Children who have received music training showed differences in the thickness of the auditory areas in the right versus the left hemisphere, a sign that music training impacts brain structure. In addition, children learning to play and read music showed a stronger robustness of the white matter, a sign of stronger connectivity in the corpus callosum, an area that allows communication between the two hemispheres of the brain.

“There has been a long suspicion that music practice has a beneficial effect on human behavior. But this study proves convincingly that the effect is real,” said Antonio Damasio, University Professor and director of the Brain and Creativity Institute.

In another study published two weeks ago in the journal PLoS One, the neuroscientists at BCI found that when the young musicians were performing an intellectual task, they demonstrated greater engagement of a brain network that is involved in executive function and decision-making.

For the task, known in psychology research as the “color-word Stroop task,” children were presented with a word whose meaning at times matched its color.

For example, the word “blue” appeared in blue font. In some instances, however, there was an incongruency, such as the word blue appearing in a red font. To test their impulse control and decision-making abilities, children were asked to ignore the written words and instead name the color of the word. Children completed the task while undergoing an MRI scan, which tracked the differences in brain responses between children learning music and those who were not.

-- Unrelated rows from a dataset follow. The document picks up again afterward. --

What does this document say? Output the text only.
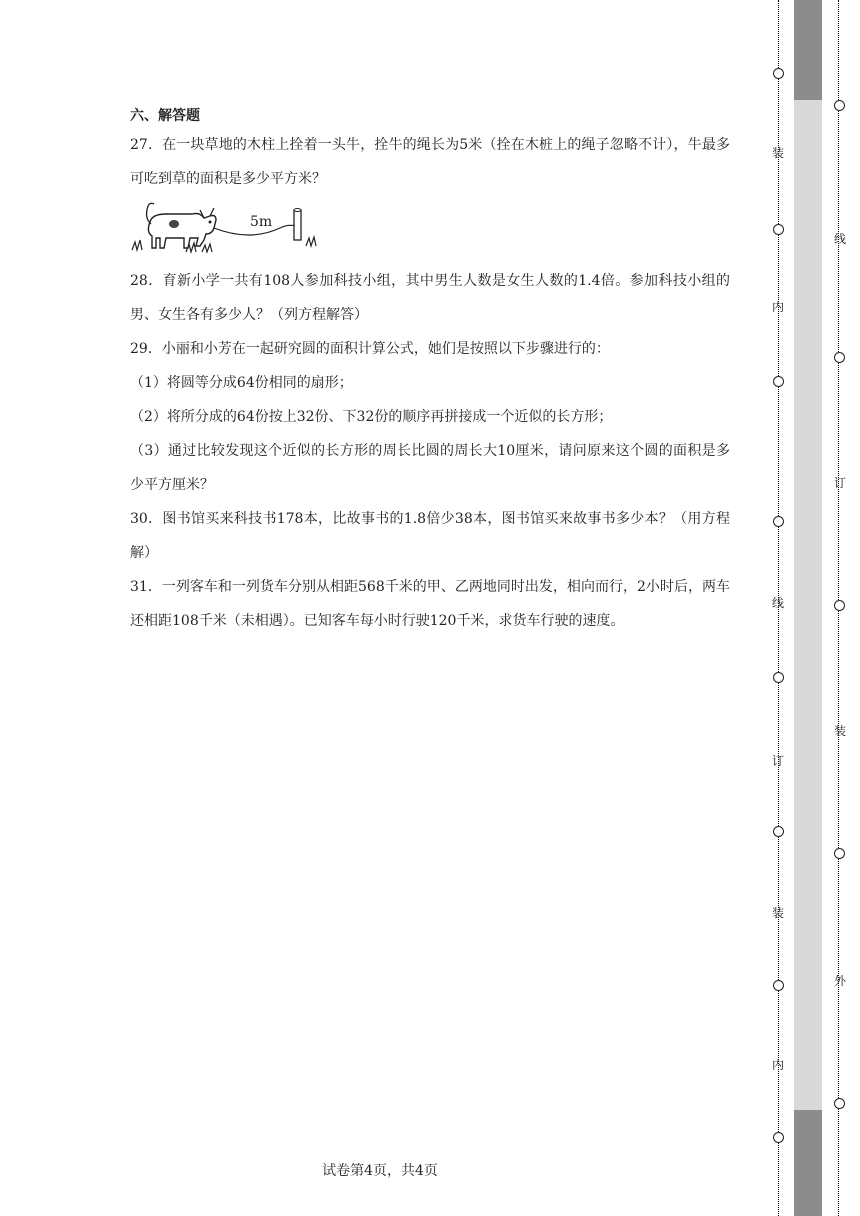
六、解答题

27．在一块草地的木柱上拴着一头牛，拴牛的绳长为5米（拴在木桩上的绳子忽略不计），牛最多可吃到草的面积是多少平方米？

5m

28．育新小学一共有108人参加科技小组，其中男生人数是女生人数的1.4倍。参加科技小组的男、女生各有多少人？（列方程解答）

29．小丽和小芳在一起研究圆的面积计算公式，她们是按照以下步骤进行的：

（1）将圆等分成64份相同的扇形；

（2）将所分成的64份按上32份、下32份的顺序再拼接成一个近似的长方形；

（3）通过比较发现这个近似的长方形的周长比圆的周长大10厘米，请问原来这个圆的面积是多少平方厘米？

30．图书馆买来科技书178本，比故事书的1.8倍少38本，图书馆买来故事书多少本？（用方程解）

31．一列客车和一列货车分别从相距568千米的甲、乙两地同时出发，相向而行，2小时后，两车还相距108千米（未相遇）。已知客车每小时行驶120千米，求货车行驶的速度。

试卷第4页，共4页
装
内
线
订
装
内
线
订
装
外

“We have documented longitudinal changes in the brains of the children receiving music instruction that are distinct from the typical brain changes that children that age would develop,” Habibi said. “Our findings suggest that musical training is a powerful intervention that could help children mature emotionally and intellectually.”

The study was supported by the Brain and Creativity Institute Research Fund.

BCI co-directors Antonio Damasio and Hanna Damasio were co-authors of the study. Other co-authors were BCI research associate Ryan Veiga; Beatriz Ilari of the USC Thornton School of Music;  as well as Anand Joshi, Justin Haldar and Richard Leahy of the USC Viterbi School of Engineering.

The co-authors of the PLOS One study published on Oct. 30 included Jonas Kaplan, Matthew Sachs and Alissa Der Sarkissian, all at BCI.